Октябрь, говорил Олег, не описать иначе как стихами про вечерний день. Не обязательно теми же самыми, вечерний день продолжается за пределами хрестоматии, но с тем же, к новому ладу настроенным, настроением, ежели допустить, что стихам требуется что-то еще, кроме слов. Равновесие, отовсюду проницаемое прозрачное равновесие, вот благословенная суть октября. Чаши весов приведены в чудную ровность, продленную по небесной линейке. Утренний холодок равен дневному теплу и хрустальной прохладе ночной, образуя с ними поистине ангельский треугольник. Одинакова длительность света и тьмы — опровергайте, вы ничего не добьетесь, астрономы. Ни одна сторона не длинней, не короче другой, но при том они разные, с мелодичными голосами, без нажима и выспренности. С виноградников на востоке тончайшие паутинки. Дынные огороды на западе солнца. По глиняным кувшинам вино. Плоды этой осени будут распробованы до окончания месяца. Подмокший на росном рассвете песок утоптан людьми и животными. Беседы у колонн, стелется табачный дымок. Отскрипев, отгремев, повисли в усталости нефтекачалки. У моста в Черном городе, у помежья и порубежного вала, дабы квартал образованных техников не смешался со слободой безъязыких добытчиков, масло, солярка и нефть впитаны не покрытой асфальтом землей, в недрах которой, если приложить ухо, а потом очистить от сора и насекомых, улавливается несметное пощелкиванье молоточков по стальному листу, складывающееся в рисунок, строгостью и гармонией форм подобный балету. Мерность его вызывает роение однозвучных словесных корней; это ли не продукт равновесия?

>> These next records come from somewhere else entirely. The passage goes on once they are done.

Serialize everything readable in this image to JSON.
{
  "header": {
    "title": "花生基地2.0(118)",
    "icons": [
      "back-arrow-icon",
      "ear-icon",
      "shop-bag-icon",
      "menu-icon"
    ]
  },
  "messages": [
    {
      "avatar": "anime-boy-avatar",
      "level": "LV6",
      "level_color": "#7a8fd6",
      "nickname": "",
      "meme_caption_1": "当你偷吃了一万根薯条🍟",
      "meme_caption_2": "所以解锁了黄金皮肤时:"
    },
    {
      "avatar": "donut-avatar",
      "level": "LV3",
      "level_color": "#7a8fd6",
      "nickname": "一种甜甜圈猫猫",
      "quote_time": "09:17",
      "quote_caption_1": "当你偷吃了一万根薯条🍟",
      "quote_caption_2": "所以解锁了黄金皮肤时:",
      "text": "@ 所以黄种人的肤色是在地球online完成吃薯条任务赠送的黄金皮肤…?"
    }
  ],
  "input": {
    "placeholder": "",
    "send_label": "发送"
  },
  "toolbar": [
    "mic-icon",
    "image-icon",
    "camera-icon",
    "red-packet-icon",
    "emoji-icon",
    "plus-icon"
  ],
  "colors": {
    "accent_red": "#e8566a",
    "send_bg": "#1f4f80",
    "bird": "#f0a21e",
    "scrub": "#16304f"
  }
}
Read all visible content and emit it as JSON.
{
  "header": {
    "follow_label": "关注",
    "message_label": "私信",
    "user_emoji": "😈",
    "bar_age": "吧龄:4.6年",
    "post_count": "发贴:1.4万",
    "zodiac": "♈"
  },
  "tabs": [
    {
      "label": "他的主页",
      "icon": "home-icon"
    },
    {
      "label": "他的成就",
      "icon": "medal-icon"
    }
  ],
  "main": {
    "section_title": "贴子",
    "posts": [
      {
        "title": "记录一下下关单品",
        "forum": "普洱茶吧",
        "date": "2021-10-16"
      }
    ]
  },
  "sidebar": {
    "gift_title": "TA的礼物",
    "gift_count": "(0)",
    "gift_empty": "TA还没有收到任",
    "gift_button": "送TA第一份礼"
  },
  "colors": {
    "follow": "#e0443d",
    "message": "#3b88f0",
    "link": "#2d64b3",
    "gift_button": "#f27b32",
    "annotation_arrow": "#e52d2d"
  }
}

Блонский весь год гулял себя не щадя, в октябре полнее даже, чем в марте — апреле. За бездну лет, минувших с материнской ночевки, Форт Усольцева, неузнаваемый и тогда, сменил дважды окраску, трижды хозяев, но человеку впечатлительному могли примерещиться тени и возгласы: белые рубахи, встрепанные вихры, дерзящая, нарушающая порядок походка, немного женская, с бодлеровской перепрыжкою через грязь на носочках ботинок, — и четверная рифма прорицаний. В знобкой предзимней опаловой пустоте на заре в самом деле кое-что возбуждалось, и все же искусственность спиритизма заставляла ему предпочесть нечто менее вымученное, не до конца отлученное от породившего морока. Тальянкой оплаканы хатки за ситцевой фабрикой, сгоревшей с двумястами работницами от негодной проводки, за церковью, в которой священнику, пожилому отцу из Рязани, помогал бывший табунщик в поддевке, набожный, с плоским без носа лицом. Текия, монастырь дервишей средь беленых домишек предместья под луной и под звездами, приют островерхих, исторгнутых, в юбках колоколом, мевлеви. Справа холм и бездействующая с тридцатых узкоколейка, слева родник, источник воды для колодцев, левее левого маки, алое, возделанное молитвою поле, в каком-то дурмане выполотое шинельными порученцами. Текия пахнет летом цветами, зимой пахнет ветром, вроде ерусалимской нагорной мечети, где высекали искры арабы. Обитель эхо, ласточек и голубей, до сих пор не разбиты решетки, цела черепица. Брови изогнуты: как же так? Ну а дервиши, с ними что? За горизонтом. До итальянских на побережье особнячков метров двести, не надо предпринимать путешествий. В начале века поставленные, сберегли башенки с торговыми на латыни девизами, бронзовых быстролетов-меркуриев, помавающих дирижерскими палочками, несоскобленные страховые таблички, но во первых строках — сад во дворе.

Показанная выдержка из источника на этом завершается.